We at Ethos welcome the Government’s announcement of increased funding of £12 billion a year for health and social care. But the proposals make little mention of the immediate and massive staffing crisis in care provision which has hit Ethos and the rest of the care sector this year. Without immediate action to fix a failing system, the billions will fall on stony ground.
Our chief executive Fae Dromgool examines some of the issues...
Care providers and the social care sector face a uniquely complex landscape. Ongoing regulatory and funding challenges now compounded by the COVID-19 pandemic are making the task of operating in the social care sector anything but straightforward. This year the growth of this staffing crisis has exacerbated the difficulties and Ethos is not immune to its impact.
The social care sector is a keystone of communities employing 1.5 million people in England and contributing £40.5 billion to the economy. Failures will have devastating consequences on individuals, their networks and beyond.
Unlike NHS healthcare, social care is not free at the point of use. Council funding is only available to those with the lowest means and the care assessment process is often complex, fragmented, unfair and impossible to negotiate.
Local authorities spent £22.2 billion on social care in 2018/19 supporting 841,850 adults. People privately purchasing their own care spent £11 billion. Around 18,500 provider organisations deliver services across 39,000 establishments and 70,000 individuals employ their own staff via a direct payment.

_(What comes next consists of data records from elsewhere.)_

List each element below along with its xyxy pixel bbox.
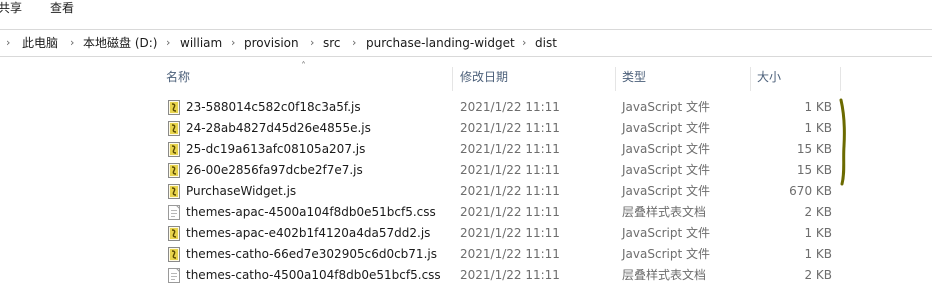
menu-bar: 共享 查看: [0, 0, 932, 18]
breadcrumb-separator-icon[interactable]: ›: [166, 30, 170, 56]
file-type: JavaScript 文件: [622, 184, 710, 198]
file-type: JavaScript 文件: [622, 163, 710, 177]
file-size: 2 KB: [804, 268, 832, 282]
breadcrumb-william[interactable]: william: [180, 30, 222, 56]
file-type: JavaScript 文件: [622, 121, 710, 135]
file-row[interactable]: themes-catho-66ed7e302905c6d0cb71.js 202…: [0, 244, 932, 265]
file-name: themes-apac-e402b1f4120a4da57dd2.js: [186, 226, 431, 240]
file-size: 1 KB: [804, 226, 832, 240]
file-date: 2021/1/22 11:11: [460, 268, 560, 282]
js-file-icon: [168, 100, 180, 115]
file-size: 1 KB: [804, 247, 832, 261]
column-divider[interactable]: [615, 67, 616, 91]
breadcrumb-provision[interactable]: provision: [244, 30, 299, 56]
file-name: 24-28ab4827d45d26e4855e.js: [186, 121, 371, 135]
breadcrumb-separator-icon[interactable]: ›: [70, 30, 74, 56]
css-file-icon: [168, 205, 180, 220]
hand-drawn-bracket-annotation: [839, 98, 846, 186]
address-bar[interactable]: › 此电脑 › 本地磁盘 (D:) › william › provision …: [0, 29, 932, 57]
file-name: PurchaseWidget.js: [186, 184, 297, 198]
js-file-icon: [168, 142, 180, 157]
file-size: 2 KB: [804, 205, 832, 219]
file-name: themes-apac-4500a104f8db0e51bcf5.css: [186, 205, 436, 219]
breadcrumb-separator-icon[interactable]: ›: [231, 30, 235, 56]
column-divider[interactable]: [452, 67, 453, 91]
file-type: 层叠样式表文档: [622, 268, 707, 282]
file-row[interactable]: themes-apac-4500a104f8db0e51bcf5.css 202…: [0, 202, 932, 223]
css-file-icon: [168, 268, 180, 283]
file-date: 2021/1/22 11:11: [460, 226, 560, 240]
file-name: 25-dc19a613afc08105a207.js: [186, 142, 366, 156]
menu-share[interactable]: 共享: [0, 0, 22, 16]
file-type: JavaScript 文件: [622, 142, 710, 156]
breadcrumb-src[interactable]: src: [323, 30, 341, 56]
js-file-icon: [168, 184, 180, 199]
file-type: JavaScript 文件: [622, 100, 710, 114]
column-divider[interactable]: [840, 67, 841, 91]
breadcrumb-local-disk[interactable]: 本地磁盘 (D:): [83, 30, 157, 56]
file-row[interactable]: PurchaseWidget.js 2021/1/22 11:11 JavaSc…: [0, 181, 932, 202]
file-name: 26-00e2856fa97dcbe2f7e7.js: [186, 163, 363, 177]
column-header-date[interactable]: 修改日期: [460, 63, 508, 91]
column-header-row: ˄ 名称 修改日期 类型 大小: [0, 61, 932, 91]
breadcrumb-separator-icon[interactable]: ›: [352, 30, 356, 56]
js-file-icon: [168, 247, 180, 262]
file-size: 15 KB: [796, 142, 832, 156]
file-type: 层叠样式表文档: [622, 205, 707, 219]
file-date: 2021/1/22 11:11: [460, 247, 560, 261]
file-row[interactable]: themes-apac-e402b1f4120a4da57dd2.js 2021…: [0, 223, 932, 244]
column-header-size[interactable]: 大小: [757, 63, 781, 91]
file-row[interactable]: 25-dc19a613afc08105a207.js 2021/1/22 11:…: [0, 139, 932, 160]
file-name: themes-catho-66ed7e302905c6d0cb71.js: [186, 247, 437, 261]
menu-view[interactable]: 查看: [50, 0, 74, 16]
file-date: 2021/1/22 11:11: [460, 100, 560, 114]
file-row[interactable]: 23-588014c582c0f18c3a5f.js 2021/1/22 11:…: [0, 97, 932, 118]
breadcrumb-separator-icon[interactable]: ›: [6, 30, 10, 56]
file-type: JavaScript 文件: [622, 247, 710, 261]
sort-ascending-icon: ˄: [301, 61, 306, 72]
file-date: 2021/1/22 11:11: [460, 205, 560, 219]
file-row[interactable]: 24-28ab4827d45d26e4855e.js 2021/1/22 11:…: [0, 118, 932, 139]
file-size: 670 KB: [789, 184, 832, 198]
js-file-icon: [168, 163, 180, 178]
column-divider[interactable]: [750, 67, 751, 91]
file-row[interactable]: themes-catho-4500a104f8db0e51bcf5.css 20…: [0, 265, 932, 286]
file-row[interactable]: 26-00e2856fa97dcbe2f7e7.js 2021/1/22 11:…: [0, 160, 932, 181]
file-name: 23-588014c582c0f18c3a5f.js: [186, 100, 361, 114]
file-date: 2021/1/22 11:11: [460, 142, 560, 156]
breadcrumb-separator-icon[interactable]: ›: [522, 30, 526, 56]
column-header-name[interactable]: 名称: [166, 63, 190, 91]
file-size: 1 KB: [804, 100, 832, 114]
column-header-type[interactable]: 类型: [622, 63, 646, 91]
js-file-icon: [168, 226, 180, 241]
file-date: 2021/1/22 11:11: [460, 163, 560, 177]
file-type: JavaScript 文件: [622, 226, 710, 240]
breadcrumb-separator-icon[interactable]: ›: [310, 30, 314, 56]
breadcrumb-this-pc[interactable]: 此电脑: [22, 30, 58, 56]
breadcrumb-purchase-landing-widget[interactable]: purchase-landing-widget: [366, 30, 515, 56]
js-file-icon: [168, 121, 180, 136]
file-date: 2021/1/22 11:11: [460, 184, 560, 198]
file-name: themes-catho-4500a104f8db0e51bcf5.css: [186, 268, 441, 282]
file-size: 1 KB: [804, 121, 832, 135]
file-date: 2021/1/22 11:11: [460, 121, 560, 135]
file-size: 15 KB: [796, 163, 832, 177]
breadcrumb-dist[interactable]: dist: [535, 30, 557, 56]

Social care has one of the highest rates of job vacancies in the economy. According to The Guardian, care providers in the UK went into the COVID-19 pandemic with 120,000 vacancies.
We are now 18 months into the pandemic and the staffing challenge has significantly worsened. The combined effect of the pandemic and Brexit has caused Europeans, who most care providers relied on to fill staffing gaps, to return to their home countries.
The impact of this mass exodus for the social care sector is now being aggravated by the competition for staff with other sectors, like retail and hospitality. With unemployment still quite low in the UK, at around 5%, and with businesses returning to normal, the competition for staff is intense.
Large high street and on-line retailers in our area are now offering up to £12 to £16 per hour for entry level roles and care providers simply can’t compete.
Although many social care jobs do not require formal qualifications in England, care is highly skilled and demanding work and it is also characterised by long and unsocial hours.
At the same time, social care is one of the most undervalued and lowest paid sectors. The majority of care workers are paid just over the national living wage, and many are on zero-hour contracts.
We are now battling with added pressure as a result of a decision passed by MPs in July that all eligible care staff must be double-jabbed by November 11. The move has been described as "ill-thought-out" by care sector leaders who fear it will compound the already serious staffing crisis.
NHS figures show that in Shropshire five per cent of eligible staff including agency workers - 185 out of 3,739 - had not received a first dose by August 22.
The COVID-19 pandemic has focused a spotlight on care work like never before. Care workers and other key workers have been applauded and celebrated, yet there is a looming crisis facing the social care sector.
The challenges of COVID-19 are many and ongoing. The sector already faced enormous challenges prior to the pandemic - longstanding financial pressures, a precarious provider market, limited choice and control for our clients, an undervalued workforce and increasing workforce shortages. The crisis has magnified the issues and local authorities are taking a huge financial hit.
Costs to local authorities and providers during the pandemic will far exceed the Emergency Funding from the Government of £3.2 billion – half of which was made available to up to June 2020 – to support local government’s response to the pandemic, plus a £600 million Infection Control Fund.
The sector estimated £6.6 billion in extra costs, such as PPE, staffing and deep cleans due to COVID-19 at the end of September 2020. There is an £800 million deficit in 2020/21 based on the first three months alone.
Only 4 per cent of local authority directors are confident that budgets will cover their statutory duties this year. Without extra funding, this will impact on the ability to meet needs.
This adds to the uncertainty of future funding and social care reform. Adult social care is still below the 2010/11 level but facing rising costs of provision and growing demographic demand.
First and foremost, the sector needs the long-promised reform to deliver better and sustainable funding alongside a workforce plan to improve employment conditions – pay and job security – and recognition. We need this reform to happen now, not in one or two years’ time and we need a social care funding shake-up.